En una de esas reuniones de nostálgicos que añoran los tiempos en los que la comunicación entre las personas era menos áspera, un amigo español me regaló un librito titulado Nobleza de espíritu y subtitulado Una idea olvidada. El autor (Rob Riemen, un ensayista holandés) advierte que en estos días no es nada frecuente oír de cualidades universales y valores humanos permanentes como verdad, bondad, respeto, justicia y razón. Menos frecuente es oír que esos valores se defiendan como sustento de la vida en sociedad. Quien lo hace se arriesga a ser mirado como un vejestorio que recuerda reliquias obsoletas. Sin embargo, el mundo está lleno de gente noble. Esto suena elitista y aristocrático; pero no se trata de ‘nobleza de sangre’ sino de espíritu.
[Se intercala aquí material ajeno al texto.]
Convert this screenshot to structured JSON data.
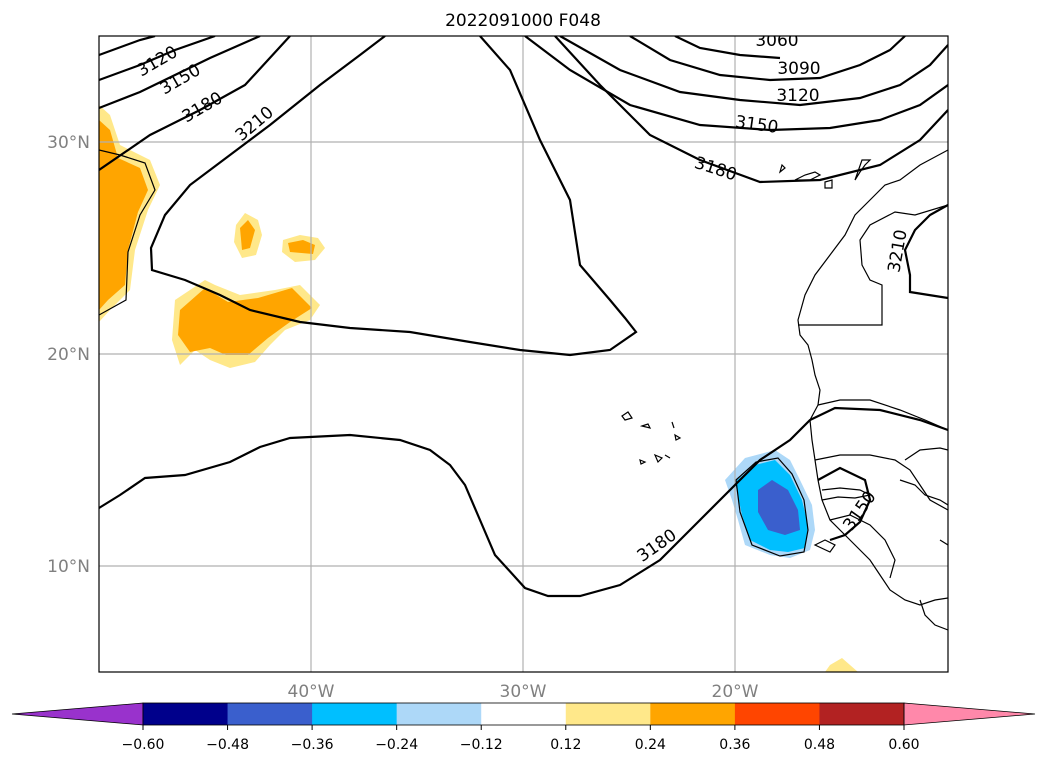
{
  "title": "2022091000 F048",
  "lat_labels": [
    "30°N",
    "20°N",
    "10°N"
  ],
  "lon_labels": [
    "40°W",
    "30°W",
    "20°W"
  ],
  "contour_labels": [
    "3120",
    "3150",
    "3180",
    "3210",
    "3060",
    "3090",
    "3120",
    "3150",
    "3180",
    "3210",
    "3180",
    "3150"
  ],
  "colorbar": {
    "ticks": [
      "−0.60",
      "−0.48",
      "−0.36",
      "−0.24",
      "−0.12",
      "0.12",
      "0.24",
      "0.36",
      "0.48",
      "0.60"
    ],
    "colors": [
      "#9932cc",
      "#00008b",
      "#3a5fcd",
      "#00bfff",
      "#add8f8",
      "#ffffff",
      "#ffe88a",
      "#ffa500",
      "#ff4500",
      "#b22222",
      "#ff88aa",
      "#ff88aa"
    ],
    "extend": "both"
  },
  "map": {
    "lon_range": [
      -50,
      -10
    ],
    "lat_range": [
      5,
      35
    ],
    "gridlines": true
  }
}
Dante lo dijo: “Doquiera que hay virtud existe nobleza, mas no a la inversa”.
El libro contiene varios ensayos, a veces entrelazados, sobre personas que se comportaron con nobleza en momentos de crisis. El primero es sobre Thomas Mann, quien se inventó la expresión “nobleza de espíritu” en una de sus novelas, y sobre su resistencia a aceptar las corrientes autoritarias que se tomaron a Europa en sus días.
En un salto vuela a Atenas, también amenazada y perdidos sus valores tradicionales, juzgaba a Sócrates por pervertir a la juventud. Él, a costa de su vida, se negó a renunciar a su nobleza: “Hay acusadores que se amparan en su piedad, pero ¿cuán piadoso puede ser quien aun sabiéndolo todo de los dioses y cumpliendo dócilmente todos los ritos, aborrezca a sus prójimos?”. Entre el público estaba el joven Aristocles, quien había regresado recientemente de la guerra y que por sus anchos hombros fue apodado Platón. Él se propuso legar esas enseñanzas a la posteridad.
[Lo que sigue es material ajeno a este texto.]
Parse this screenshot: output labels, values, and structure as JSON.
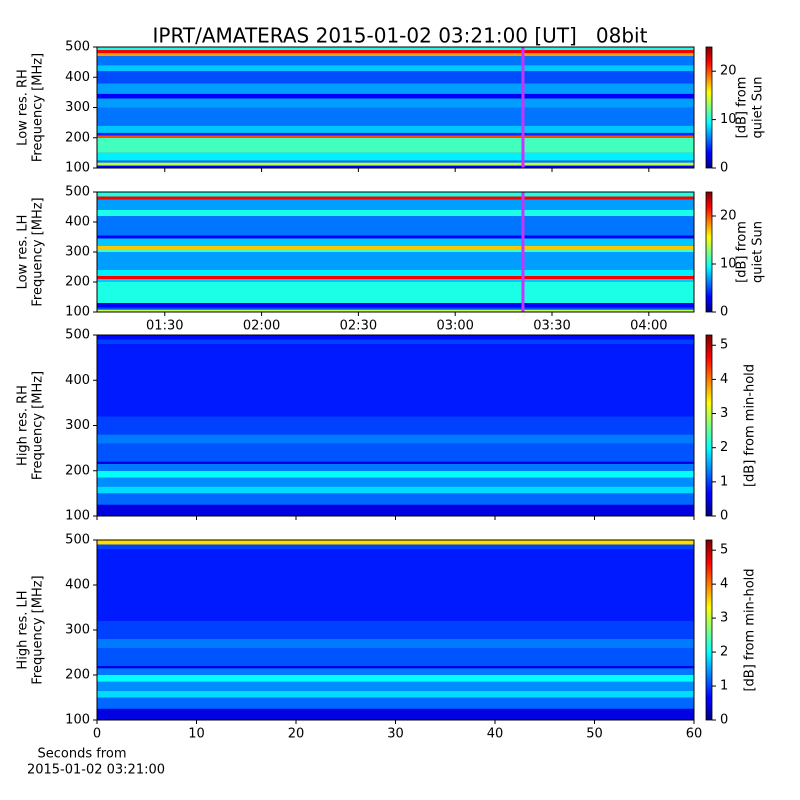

En otro ensayo se traslada a la Francia de la posguerra, una reunión en la casa de André Malraux a la que asisten Arthur Koestler, Jean-Paul Sartre y Albert Camus, quien rompe con sus posiciones anteriores (y con Sartre) llamando a los otros a reconocer públicamente que estaban equivocados en sus teorías escépticas y cínicas, que existen valores morales universales, y que esforzarse en adelantarlos es un principio de esperanza.
Un concepto, primo hermano del anterior, es el de ‘sentido común’. Entre los romanos se definía como la sensibilidad humana natural hacia otros seres humanos y la comunidad. Hay otras definiciones que coinciden en darle un sentido práctico, como la capacidad para tomar decisiones cotidianas con mesura, prudencia y habilidad. El filósofo americano del siglo XIX Ralph Waldo Emerson decía que es “un genio vestido en ropa de trabajo”.
En épocas de pugnacidad y conflicto, como la que vivimos, con redes sociales que casi por naturaleza mueven al insulto, y con poderosos que demuestran rabia y desprecio por quienes dependen de ellos, hay que buscar consuelo y refugio en los nobles de espíritu.
El sentido común puede errar y de hecho muy frecuentemente lo hace. Pero uno de sus pilares es el reconocimiento de su ‘habilidad para equivocarse’. Ese reconocimiento le permite corregirse cuando nuevos hechos, o explicaciones, lo refutan. Otra de sus cualidades es el pragmatismo que lo hace escoger siempre una solución buena y posible sobre la perfecta irrealizable. Ve cada paso del progreso como otro más, nunca como el definitivo ni el último.
En épocas de pugnacidad y conflicto, como la que vivimos, con redes sociales que casi por naturaleza mueven al insulto, y con poderosos que demuestran rabia y desprecio por quienes dependen de ellos, hay que buscar consuelo y refugio en los nobles de espíritu que nos rodean. Se reconocen por su benevolencia, sus amplias y cálidas sonrisas, porque hablan claro, sin falsas sofisticaciones y sin introducir veneno en lo que dicen; rara vez odian a alguien, miran a los ojos, dan la mano, saludan respetuosamente a todos, y tienen esa ‘rara manía’ de cumplir con las normas; con esas normas que la sociedad ha construido para minimizar conflictos y promover soluciones.